Reality check on GM crops

  • Less countries adopted GM technology: More than 25 years after their introduction, GM crops are still globally grown in just 29 out of 172 countries. Moreover, 91 per cent of GM crop area continues to be in just five countries (USA, Brazil, Argentina, Canada, India).
  • BT cotton demand is declining: Most countries of Europe and Japan, Israel, Russia, Malaysia etc., do not grow GM crops. In China, a first adopter, Bt cotton area has been declining and non-GM hybrid technology is used for rapeseed/mustard.
  • Heavy focus on two traits only: Only two traits are present in over 85 per cent of GM crops grown herbicide tolerance (HT, where crop plants are modified to withstand large amounts of toxic weed-killing chemicals), and/or insect resistance (pesticidal toxin, usually Bt, is produced inside the plant).

Negative impact of HT crops:

  • Damage to ecology: HT crops result in not only ecological damage, but human health impacts for consumers.
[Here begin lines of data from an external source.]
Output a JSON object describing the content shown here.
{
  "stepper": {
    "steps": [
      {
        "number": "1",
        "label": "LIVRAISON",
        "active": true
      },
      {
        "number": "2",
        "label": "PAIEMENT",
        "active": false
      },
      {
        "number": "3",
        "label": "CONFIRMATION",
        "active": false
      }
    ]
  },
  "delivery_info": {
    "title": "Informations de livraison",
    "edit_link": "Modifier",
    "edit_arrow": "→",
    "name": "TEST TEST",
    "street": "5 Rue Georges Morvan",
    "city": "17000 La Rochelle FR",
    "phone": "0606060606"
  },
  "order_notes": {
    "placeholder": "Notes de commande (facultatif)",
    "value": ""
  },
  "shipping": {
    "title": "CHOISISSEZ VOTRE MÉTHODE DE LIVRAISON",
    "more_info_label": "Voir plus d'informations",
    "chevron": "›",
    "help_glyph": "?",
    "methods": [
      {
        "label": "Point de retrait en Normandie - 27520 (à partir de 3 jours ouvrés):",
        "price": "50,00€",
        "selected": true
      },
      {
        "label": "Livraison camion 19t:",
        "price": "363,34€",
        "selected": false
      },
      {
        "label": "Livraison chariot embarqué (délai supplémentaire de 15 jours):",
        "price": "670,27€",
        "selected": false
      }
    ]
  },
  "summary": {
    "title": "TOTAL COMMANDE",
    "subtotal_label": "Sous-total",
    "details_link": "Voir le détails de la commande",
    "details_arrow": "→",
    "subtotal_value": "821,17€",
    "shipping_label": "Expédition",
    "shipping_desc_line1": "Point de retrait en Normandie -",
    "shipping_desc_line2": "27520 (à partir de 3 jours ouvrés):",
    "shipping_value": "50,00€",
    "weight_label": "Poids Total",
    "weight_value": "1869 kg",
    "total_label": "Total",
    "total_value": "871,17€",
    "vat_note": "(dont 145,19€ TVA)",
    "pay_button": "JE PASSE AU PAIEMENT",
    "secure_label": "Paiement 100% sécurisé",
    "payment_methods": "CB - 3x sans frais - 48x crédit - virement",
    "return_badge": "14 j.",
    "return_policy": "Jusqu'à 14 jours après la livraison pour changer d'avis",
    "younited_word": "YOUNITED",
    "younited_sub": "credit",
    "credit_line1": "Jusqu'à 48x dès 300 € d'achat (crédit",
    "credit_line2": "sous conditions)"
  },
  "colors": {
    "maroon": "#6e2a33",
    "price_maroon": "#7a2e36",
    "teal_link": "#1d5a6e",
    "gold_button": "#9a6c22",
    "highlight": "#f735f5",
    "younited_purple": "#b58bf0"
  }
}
Like tobacco, once declared safe, the effects take long to manifest.
  • Honey production will be affected: Beekeepers say that HT mustard will affect honey production and contaminated honey will damage exports.
  • Human health will be affected: As regards human health, probable carcinogenicity, neuro-toxicity, reproductive health problems, organ damage etc. have been documented by independent research on GM crops and associated herbicides, once claimed by developers and regulators to be “safe”.
  • Campaign against release of GM crops: Like thousands of doctors in other countries, over 100 eminent Indian doctors have conveyed their concerns asked that no HT food crops be released and the planted GM mustard be uprooted before flowering.

What is the issues vis-e vis DMH-11 Mustard crop?

  • Proponent says Mustard is not a HT crop: It is claimed that DMH-11 is not an HT crop as the use of the Bar gene which confers an herbicide tolerance trait is essentially for the pollination control technology in creating hybrids, and glufosinate herbicide will only be used during seed production.
  • Opponent says it’s a HT crop: The reality is that by virtue of the Bar gene being present in both parental lines, and thereby also in all their hybrid offspring, this GM mustard can withstand application of a toxic weedkiller, glufosinate, including in farmers’ fields.  It should therefore have been assessed as an HT crop.
  • Government failed to prevent illegal use of HT cotton: If governments, for over 10 years, have been aware of the illegal planting of herbicide tolerant cotton and rampant illegal use of glyphosate on such HT cotton, and have been unable or unwilling to stop this, what “regulatory process” will now prevent farmers in search of low-cost weeding options from spraying glufosinate on herbicide tolerant mustard?

What are the observations of SC and parliamentary Committee?

  • Absence of regulatory protocol: The ongoing litigations in the Supreme Court are about serious shortcomings in our regulatory regime. Minutes of meetings of the regulatory body GEAC and the “guidelines and protocols” on the regulator’s website reflect an absence of regulatory protocols for HT crops.
  • Inadequate bio testing: And yet a crop with an HT trait is being released in the environment! The technical expert committee (TEC) appointed by the SC and the unanimous multi-party reports of two parliamentary standing committees have exposed serious lapses and inadequacies in bio-safety testing.
  • Against the release of GM crops: They all advised that herbicide tolerant crops, which GM Mustard is, should not be released in Indian conditions.
  • Government panel recommended the ban: Even the government-nominated experts in the TEC asked for a ban on HT crops. The government, surely, cannot call them unscientific.
  • No independent participant in testing: Testing on GM mustard has been done with test protocols evolved by the crop developer, and most tests were done by the applicant. No independent health expert participated in the committees that looked at GM mustard safety.
  • No biosafety data: To this day, biosafety data of GM mustard has not been posted on the regulator’s website for independent scrutiny.

Conclusion:

  • GM crop transgenic technology comes with mixed baggage. Government must strike the balance between biodiversity concern and welfare of farmers. Outright ban or permission without credible data and scrutiny must be avoided.